In the lush green forests of North America’s west coast, a towering tree is silently waging a biological war against a notorious pest. A fascinating study from North Carolina State University reveals how the Sitka spruce tree defends itself against the voracious spruce weevil.
The findings will provide insights for breeding more resistant species of this tree, which could ultimately safeguard its survival against the voracious spruce weevil, Pissodes strobi.
The primary objective of the study was to investigate the genetic mechanisms of natural pest resistance. “We wanted to learn about the genetic basis for natural pest resistance that certain Sitka spruce trees have evolved to prevent insects from feeding on the plant,” explained study first author Professor Justin Whitehill.
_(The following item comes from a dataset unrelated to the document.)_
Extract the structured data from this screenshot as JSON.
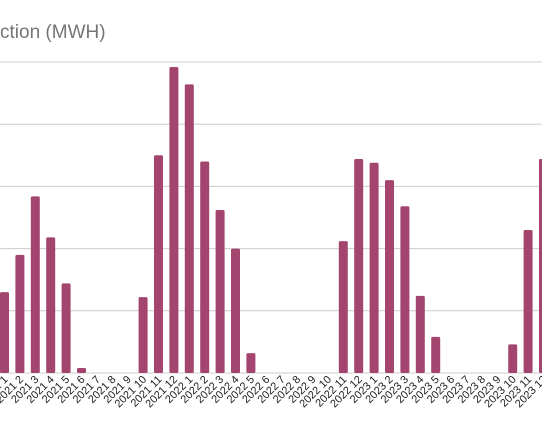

The research, which Whitehill began during his time as a postdoctoral researcher at the University of British Columbia, sheds light on an intriguing defense feature of the Sitka spruce – the formation of stone cells.
“The trait we studied in Sitka spruce is a physical defense known as stone cells, which are found in almost all plant species,” Whitehill explained. Stone cells are the culprits behind the gritty texture one feels when eating a pear, revealing their existence in more familiar contexts.
Professor Whitehill emphasized the complexity of stone cell development, noting that thousands of genes contribute to this process. The research team, however, has managed to identify certain key genetics involved in the initial stages of these cells’ development.
Distributed along the West Coast from California to Alaska, the Sitka spruce is a large conifer tree. Despite its replacement in North America with other timber species due to susceptibility to the weevil, it maintains a strong presence as a timber species in Europe.
Professor Whitehill highlighted an interesting historical cause of the tree’s vulnerability. He noted that the primary population cultivated for forestry products on the West Coast originated from an island, where they had never been exposed to the weevil, leading to a heightened susceptibility in these trees.
But there was a silver lining in this tale of botanical hardship. A group of resistant Sitka spruce trees that developed stone cells was discovered in Canada. These rigid cells uniquely proliferate in less than an inch of the top of budding branches, coincidentally the very region favored by the weevil for feeding.
The stone cells play a critical role in the tree’s defense. “The stone cells slow down the progression of the insect and give time for the resin found in the trees’ bark to coat the insect and make it too sticky to feed more,” explained Professor Whitehill. Their effect is to obstruct the feeding insects and hinder their progress sufficiently to avoid significant damage to the tree.
The comprehensive analysis led to the identification of almost 1,300 genes that were expressed at higher levels in stone cells.
The experts also pinpointed a key gene functioning as a “master switch,” activating thousands of other genes known to control the development of thick-walled cells in other plants.
Professor Whitehill succinctly summarized the import of their findings: “This paper lays out a roadmap of the genes involved in stone-cell development. We’re showing it’s strongly controlled by genetics involved in secondary cell walls.”
The execution of this study hinged on the use of a microdissection tool that employs a laser to meticulously slice tissue into thin sections. This technology enabled the researchers to study genes expressed specifically in stone cells during their formation.
With an updated version of this tool now funded for use at NC State, the research team plan to delve into the genetic makeup of the Fraser fir tree, a leading Christmas tree in the United States grown in western North Carolina.
The size of the Fraser fir’s genome, which is five times bigger than the human genome, has raised hopes of unlocking insights into the tree’s viability, fragrance, and pest resilience.
The application of the laser microdissection technique is viewed by Whitehill as a promising path forward: “We’re using this approach now to look for genes involved in resistance to pathogens and pests, and to understand complex ecological interactions at the genetic level.”
The Sitka spruce (Picea sitchensis) is a species of spruce tree native to the west coast of North America. Its range extends from Alaska, down through British Columbia, Washington, Oregon, and as far south as northern California. It’s named after Sitka, a city in southeast Alaska.
This tree species is notable for its size. It is one of the largest spruce species and among the tallest trees in the world. Some mature Sitka spruce trees can reach heights of over 300 feet (90 meters), although they typically average around 125 to 180 feet (38 to 55 meters) tall. The trunk diameter can be up to 16 feet (5 meters).
The Sitka spruce has a conical shape, with dense branches that droop slightly and are covered with sharp, stiff, needle-like leaves. Its bark is thin and scaly, and its cones are cylindrical and hang down from the branches.
Sitka spruces are adapted to cool, wet climates and grow well in both sun and shade. They’re commonly found in coastal rainforests and near bodies of water, as they require a lot of moisture to thrive.
The wood of the Sitka spruce is light, strong, and flexible, making it highly valued in various industries. It’s often used in the construction of musical instruments, especially soundboards for pianos and tops for guitars, due to its excellent resonant properties. The wood is also used in aircraft construction, particularly in small light aircraft, because of its strength-to-weight ratio.